TUCKED away under the spare bed in the front bedroom at Hextol Towers is my Fishing Drawer, where I used to keep all the relevant documentation, permits and paperwork required in my position as secretary of Bellingham and District Angling Club.

It’s a job I gave up somewhere around 1992, but the name has stuck, even though it is no longer a drawer, and indeed, the vast majority of its contents have nothing to do with fishing in the North Tyne or anywhere else.

The original drawer has long since been chopped up for firewood, and the latter day Fishing Drawer is in fact a large, flat plastic box, with closable lid, purchased from Poundstretcher in its first manifestation in Hexham’s Fore Street many moons ago, and it has become my depository for things I don’t actually need, and seldom look at, but can’t quite bring myself to throw away.

My old primary school reports are in there, dating back to the 1950s, along with later ones from my grammar school days, where the teachers were much less kindly in their remarks.

My Latin teacher at grammar school memorably wrote on one report: “Hextol is a cheerful enough fellow, but I find little cause in his work for rejoicing…”

Other contents include my GCE O-level certificates, not to mention my National Council for the Training of Journalists Proficiency Certificate, dating back to 1972, as well as my 100 words per minute shorthand exam pass certificate, all still in the cardboard tube in which they were delivered.

I also have a sheaf of urgent epistles in there from Her Majesty’s Customs and Revenue, repeatedly insisting that I owe them in excess of £1,000 in unpaid tax.

As I don’t owe them a bean, I rang the taxman back to protest so many times that I no longer have to go through the rigmarole of identifying myself on the phone, as apparently, they can now recognise my voice via the wonders of technology.

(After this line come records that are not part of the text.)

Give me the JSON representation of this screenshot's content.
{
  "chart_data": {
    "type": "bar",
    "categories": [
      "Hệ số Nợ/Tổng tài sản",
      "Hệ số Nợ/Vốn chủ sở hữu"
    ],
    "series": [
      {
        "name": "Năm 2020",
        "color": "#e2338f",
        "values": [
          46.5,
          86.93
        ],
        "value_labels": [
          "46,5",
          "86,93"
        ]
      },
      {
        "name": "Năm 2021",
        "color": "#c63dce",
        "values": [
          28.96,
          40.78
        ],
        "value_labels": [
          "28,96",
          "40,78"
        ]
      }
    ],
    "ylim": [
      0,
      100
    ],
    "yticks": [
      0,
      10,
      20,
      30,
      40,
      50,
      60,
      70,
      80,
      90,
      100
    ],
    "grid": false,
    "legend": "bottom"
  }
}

I am on first name terms with several of the staff, who all agree that I don’t owe Her Majesty a penny piece, but I still expect another brown windowed envelope to arrive any day now seeking information on how I am going to pay back the money that I don’t owe them.

Around half the Fishing Drawer is occupied by tourist literature we have picked up from various parts of the world, including detailed street maps and money off vouchers from places we have no intention of ever returning to.

The only things remotely connected with fishing in the Fishing Drawer are diaries from the late 1970s and early 80s, painstakingly listing every time I went fishing on the North Tyne – which amounted to several times a day in the season– usually with a spectacular lack of success.

I occasionally struck lucky though, with a reasonable number of salmon falling to my rod each season, but this represented a pitiful strike rate of something in the region of one salmon per 200 visits to the river.

I was severely addicted to fishing for about 10 years, and recall with some shame taking my father to the river with me one evening on the eve of his 65th birthday. Accessing my favourite fishing spot involved a helter-skelter scramble down a precipitous bank, and I heard my father cry out as he came down after me.

“I’ve jabbed myself in the eye with a twig,” he announced, but so preoccupied was I with getting my fly into the water I just let out a snort of derision, and insisted on fishing on in the gloaming as he watched, frequently dabbing at his eye with his handkerchief.

It was only when we returned to the car, and the courtesy lights came on, that I noticed for the first time that rather than the minor facial scratch I had anticipated, the twig had actually slashed a half-inch gash deep into the white of his left eye.

The rest of the night, and much of the early hours of the next morning , were spent in a heady dash around several North-East hospitals,where many people in white coats came to peer in horror at the gaping wound, but no-one seemed to know how to repair it.

The pater was kept in hospital for several days and thankfully made a full recovery – and still wanted to come on my next fishing trip!